It is not every day that a panelist at a conference worries about getting killed later.
“You are going to get me killed…I have got my flight back home,” stated Pakistani religious freedom advocate Arafat Mazhar to an audience questioner at an April 20 Georgetown University conferencerecently made available online. His jarring response emphasized that the conference’s examination of Islamic blasphemy norms in Pakistan and the world beyond was no mere academic matter but involves global, often lethal, threats to freedom of speech and religion.
Mazhar’s statement occurred during the conference’s afternoon panel in an exchange with an audience member from Afghanistan studying in America. Mazhar emphasized that his organization Engage Pakistan currently only supports reforming the Islamic Republic of Pakistan’s notorious blasphemy laws with theological arguments such that these laws would not have a divine status. Any abolition of these laws, a proposition that has had deadly consequences for Pakistan’s Punjab provincial governor Salman Taseer and Federal Minister for Minority Affairs Shahbaz Bhatti, would be a much longer term goal.
Just as illuminating and disturbing was Mazhar’s Afghan interlocutor who cited a 2015 Afghan incident in which a mob brutally killed a woman accused of burning a Quran. “Had there been a good anti-blasphemy law” with codified standards, he suggested, “she would not have been killed that viciously.” On the basis of such conjectured more humane executions he accordingly asked, “Is it a good idea to get rid of the anti-blasphemy law or is it good to have a good law?”
Mazhar responded that empirical evidence contradicted such arguments previously made in favor of Pakistan’s blasphemy laws.
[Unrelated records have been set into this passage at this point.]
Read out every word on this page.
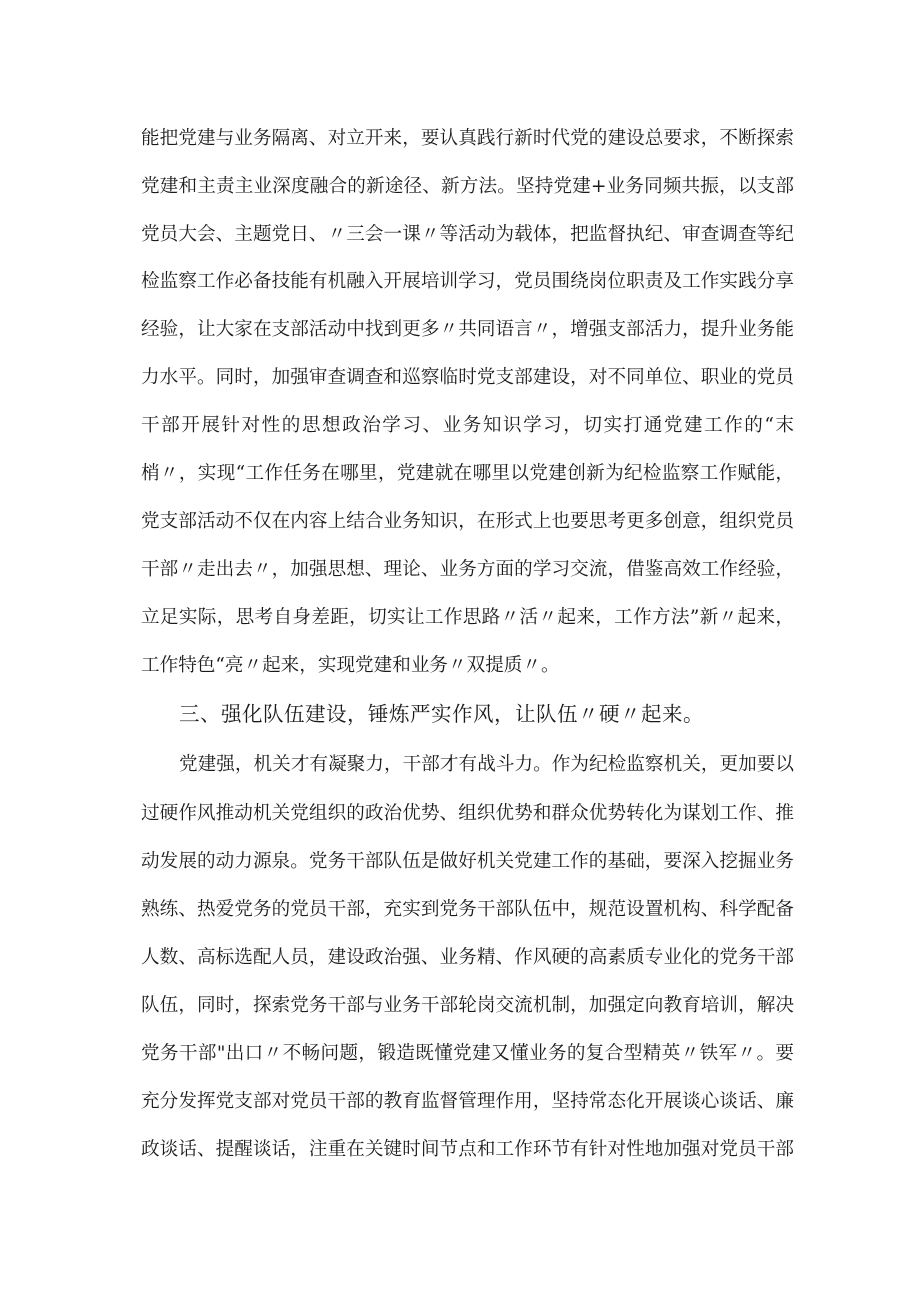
能把党建与业务隔离、对立开来，要认真践行新时代党的建设总要求，不断探索
党建和主责主业深度融合的新途径、新方法。坚持党建+业务同频共振，以支部
党员大会、主题党日、〃三会一课〃等活动为载体，把监督执纪、审查调查等纪
检监察工作必备技能有机融入开展培训学习，党员围绕岗位职责及工作实践分享
经验，让大家在支部活动中找到更多〃共同语言〃，增强支部活力，提升业务能
力水平。同时，加强审查调查和巡察临时党支部建设，对不同单位、职业的党员
干部开展针对性的思想政治学习、业务知识学习，切实打通党建工作的“末
梢〃，实现“工作任务在哪里，党建就在哪里以党建创新为纪检监察工作赋能，
党支部活动不仅在内容上结合业务知识，在形式上也要思考更多创意，组织党员
干部〃走出去〃，加强思想、理论、业务方面的学习交流，借鉴高效工作经验，
立足实际，思考自身差距，切实让工作思路〃活〃起来，工作方法”新〃起来，
工作特色“亮〃起来，实现党建和业务〃双提质〃。
三、强化队伍建设，锤炼严实作风，让队伍〃硬〃起来。
党建强，机关才有凝聚力，干部才有战斗力。作为纪检监察机关，更加要以
过硬作风推动机关党组织的政治优势、组织优势和群众优势转化为谋划工作、推
动发展的动力源泉。党务干部队伍是做好机关党建工作的基础，要深入挖掘业务
熟练、热爱党务的党员干部，充实到党务干部队伍中，规范设置机构、科学配备
人数、高标选配人员，建设政治强、业务精、作风硬的高素质专业化的党务干部
队伍，同时，探索党务干部与业务干部轮岗交流机制，加强定向教育培训，解决
党务干部"出口〃不畅问题，锻造既懂党建又懂业务的复合型精英〃铁军〃。要
充分发挥党支部对党员干部的教育监督管理作用，坚持常态化开展谈心谈话、廉
政谈话、提醒谈话，注重在关键时间节点和工作环节有针对性地加强对党员干部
From Pakistan’s 1947 independence to the 1986 completion of these laws, Islamic blasphemy accusations caused only four extrajudicial killings, but after 1986 these killings increased by 2,500 percent. His fellow panelist, University of Notre Dame professor Daniel Philpott, noted that Pew studies had found that blasphemy laws had a perverse “pedagogical effect” in inciting hostility towards the protected faith’s opponents real or imagined.
Ambassador Alberto Fernandez, a retired American career diplomat, concurred on the panel that blasphemy laws are “like handing a loaded gun” to people. He cited a 2005 Sudan case where the government had dropped charges of insulting religion against a newspaper editor, but outraged mobs still demanded retribution. Months later his beheaded corpse turned up after a kidnapping.